Often called “the Great American Novel,” F. Scott Fitzgerald‘s The Great Gatsby has been popular since first published in 1925. An instant hit with the flappers and philosophers of the Jazz Age, the story struck a cord and the reverberations are still felt today as the title appears on countless reading lists and is now a getting the star treatment from director Baz Luhrmann.
The tale is narrated by Nick Carraway, a young man fresh from Yale and World War I, as he moves East to be a bond trader on Wall Street. Renting a tiny cottage in West Egg, Long Island, Nick finds himself neighbors with the mysterious Jay Gatsby. Next door Nick is witness to decadent and lavish parties held at Gatsby’s immense mansion. Across the bay from Gatsby’s, a green light blinks on a dock on old monied East Egg. This happens to be the home of Nick’s cousin Daisy Buchanan and her philandering husband Tom.
Naive Nick quickly becomes embroiled in the exploits of the super wealthy, complete with trips to NYC, gangsters, and socialites. Tom takes Nick to meet his mistress, Myrtle Wilson, wife of poor mechanic George. They reside in the “valley of the ashes” between Long Island and New York City. This depressed and destitute border town is watched over by the eyes of Dr. T J Eckleburg, a billboard and silent witness of events to come.
Nick is then invited to one of Gatsby’s parties. Here he encounters Daisy’s friend Jordan Baker and finally meets the Jay Gatsby. Later, Nick learns that Gatsby and Daisy were sweethearts before the war. Separated by distance and social status, Daisy eventually married Tom instead. Now, Gatsby wants Nick’s help in reuniting with Daisy.
Events come to a head when the five travel to the Plaza Hotel in the city. Gatsby urges Daisy to confront Tom and tell him she never loved him. Tom counters with questions about Gatsby’s dubious origins and the real source of his millions. Unable to commit to Gatsby, Daisy wants to leave. Tom sends them home together as he, Nick and Jordan follow in another car. While speeding through the “valley of the ashes,” Daisy hits and kills Myrtle. Gatsby takes responsibility for the accident, trying to cover up the evidence. When Tom finds a distraught George Wilson at the scene of the accident, he tells him it was Gatsby in the yellow car.
Nick leaves Gatsby as he waits in vain for Daisy to change her mind. Taking a dip in the luxurious swimming pool he’s never used, Gatsby is shot to death by a vengeful George Wilson, who then takes his own life. Myrtle’s death and adultery is attributed to Gatsby. Daisy and Tom flee to Chicago, heedless of the destruction left in their wake. Nick remains to make arrangements for his deceased friend. Only Gatsby’s father, the stranger known as Owl Eyes and Nick are mourners at the funeral.
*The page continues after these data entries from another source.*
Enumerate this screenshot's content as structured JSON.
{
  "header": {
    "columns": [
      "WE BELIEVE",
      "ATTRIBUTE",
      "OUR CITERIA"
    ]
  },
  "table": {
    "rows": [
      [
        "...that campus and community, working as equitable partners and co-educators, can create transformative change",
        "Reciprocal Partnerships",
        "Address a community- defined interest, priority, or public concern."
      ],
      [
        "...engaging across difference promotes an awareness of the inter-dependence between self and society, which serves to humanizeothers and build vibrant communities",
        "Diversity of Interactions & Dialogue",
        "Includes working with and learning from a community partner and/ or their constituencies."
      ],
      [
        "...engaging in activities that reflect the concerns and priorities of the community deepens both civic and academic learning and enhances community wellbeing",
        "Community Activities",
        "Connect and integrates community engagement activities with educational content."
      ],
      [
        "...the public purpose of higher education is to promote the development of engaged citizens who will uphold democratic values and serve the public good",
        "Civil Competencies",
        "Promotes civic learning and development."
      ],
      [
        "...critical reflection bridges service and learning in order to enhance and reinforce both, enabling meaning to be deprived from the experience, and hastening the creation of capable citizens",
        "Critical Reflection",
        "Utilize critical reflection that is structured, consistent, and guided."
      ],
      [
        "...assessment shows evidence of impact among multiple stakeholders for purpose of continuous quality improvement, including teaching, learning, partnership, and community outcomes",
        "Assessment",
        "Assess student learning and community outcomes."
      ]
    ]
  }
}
The Great Gatsby‘s themes are timeless and universal. The desire to achieve and accumulate doesn’t make you happy. You can’t buy love or friendship. You can look to the past, but rarely recapture those moments. As powerful as it was almost 90 years ago, F. Scott Fitzgerald‘s The Great Gatsby is just a relevant today.
“So we beat on, boats against the current, borne back ceaselessly into the past.”